<a href=http://zawa.blogsome.com>Zawa Clocks</a>

Sabtu, 03 September 2011

Puasa Enam Hari di Bulan Syawal



Salah satu dari pintu-pintu kebaikan adalah melakukan puasa-puasa sunnah. Sebagaimana yang disabdakan Rosululloh Shollallohu ‘alaihi wa sallam: “Maukah aku tunjukkan padamu pintu-pintu kebaikan?; Puasa adalah perisai, …” (Hadits hasan shohih, riwayat Tirmidzi). Puasa dalam hadits ini merupakan perisai bagi seorang muslim baik di dunia maupun di akhirat. Di dunia, puasa adalah perisai dari perbuatan-perbuatan maksiat, sedangkan di akhirat nanti adalah perisai dari api neraka. Dalam sebuah hadits Qudsi disebutkan, “Dan senantiasa hamba-Ku mendekatkan diri kepadaKu dengan amalan-amalan sunnah sehingga Aku mencintainya.” (HR. Bukhori: 6502)
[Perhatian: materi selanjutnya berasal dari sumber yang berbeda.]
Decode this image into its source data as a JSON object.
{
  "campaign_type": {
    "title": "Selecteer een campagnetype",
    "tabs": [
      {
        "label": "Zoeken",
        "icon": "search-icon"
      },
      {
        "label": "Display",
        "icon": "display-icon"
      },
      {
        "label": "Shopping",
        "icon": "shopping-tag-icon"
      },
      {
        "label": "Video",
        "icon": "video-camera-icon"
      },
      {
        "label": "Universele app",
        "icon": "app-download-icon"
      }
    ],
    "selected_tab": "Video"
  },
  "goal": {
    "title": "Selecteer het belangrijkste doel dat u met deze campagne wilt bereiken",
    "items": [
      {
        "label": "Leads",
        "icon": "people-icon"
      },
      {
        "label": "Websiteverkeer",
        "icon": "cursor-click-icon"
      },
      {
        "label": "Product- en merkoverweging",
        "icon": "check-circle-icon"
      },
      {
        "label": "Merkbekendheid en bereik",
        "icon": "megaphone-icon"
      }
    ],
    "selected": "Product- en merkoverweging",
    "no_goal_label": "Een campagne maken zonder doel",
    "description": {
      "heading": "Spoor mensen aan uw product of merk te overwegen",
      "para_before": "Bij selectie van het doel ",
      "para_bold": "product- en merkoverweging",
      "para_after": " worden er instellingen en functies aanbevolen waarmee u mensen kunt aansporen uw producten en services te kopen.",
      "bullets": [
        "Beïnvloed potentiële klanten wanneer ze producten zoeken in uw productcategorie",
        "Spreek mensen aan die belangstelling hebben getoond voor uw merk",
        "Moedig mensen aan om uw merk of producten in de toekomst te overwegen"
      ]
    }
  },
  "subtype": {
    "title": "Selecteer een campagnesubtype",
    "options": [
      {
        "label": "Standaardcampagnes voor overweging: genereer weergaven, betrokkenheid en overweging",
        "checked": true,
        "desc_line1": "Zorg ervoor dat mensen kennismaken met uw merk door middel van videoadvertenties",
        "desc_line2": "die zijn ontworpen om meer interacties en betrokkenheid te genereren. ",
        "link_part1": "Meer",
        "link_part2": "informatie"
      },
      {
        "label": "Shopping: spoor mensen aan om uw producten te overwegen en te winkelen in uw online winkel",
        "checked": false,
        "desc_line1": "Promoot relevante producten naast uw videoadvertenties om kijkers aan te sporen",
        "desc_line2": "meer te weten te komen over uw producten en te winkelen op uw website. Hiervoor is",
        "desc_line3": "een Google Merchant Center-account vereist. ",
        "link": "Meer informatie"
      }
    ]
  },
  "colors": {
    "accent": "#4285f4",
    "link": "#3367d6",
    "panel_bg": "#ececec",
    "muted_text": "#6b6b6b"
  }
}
Puasa Seperti Setahun Penuh

Salah satu puasa yang dianjurkan/disunnahkan setelah berpuasa di bulan Romadhon adalah puasa enam hari di bulan Syawal. Puasa ini mempunyai keutamaan yang sangat istimewa. Dari Abu Ayyub Al Anshori, Rosululloh bersabda, “Barangsiapa yang berpuasa Romadhon kemudian berpuasa enam hari di bulan Syawal, maka dia seperti berpuasa setahun penuh.” (HR. Muslim no. 1164). Dari Tsauban, Rosululloh Shollallohu ‘alaihi wa sallam bersabda, “Barangsiapa berpuasa enam hari setelah hari raya Iedul Fitri, maka seperti berpuasa setahun penuh. Barangsiapa berbuat satu kebaikan, maka baginya sepuluh lipatnya.” (HR. Ibnu Majah dan dishohihkan oleh Al Albani dalam Irwa’ul Gholil). Imam Nawawi rohimahulloh mengatakan dalam Syarh Shohih Muslim 8/138, “Dalam hadits ini terdapat dalil yang jelas bagi madzhab Syafi’i, Ahmad, Dawud beserta ulama yang sependapat dengannya yaitu puasa enam hari di bulan Syawal adalah suatu hal yang dianjurkan.”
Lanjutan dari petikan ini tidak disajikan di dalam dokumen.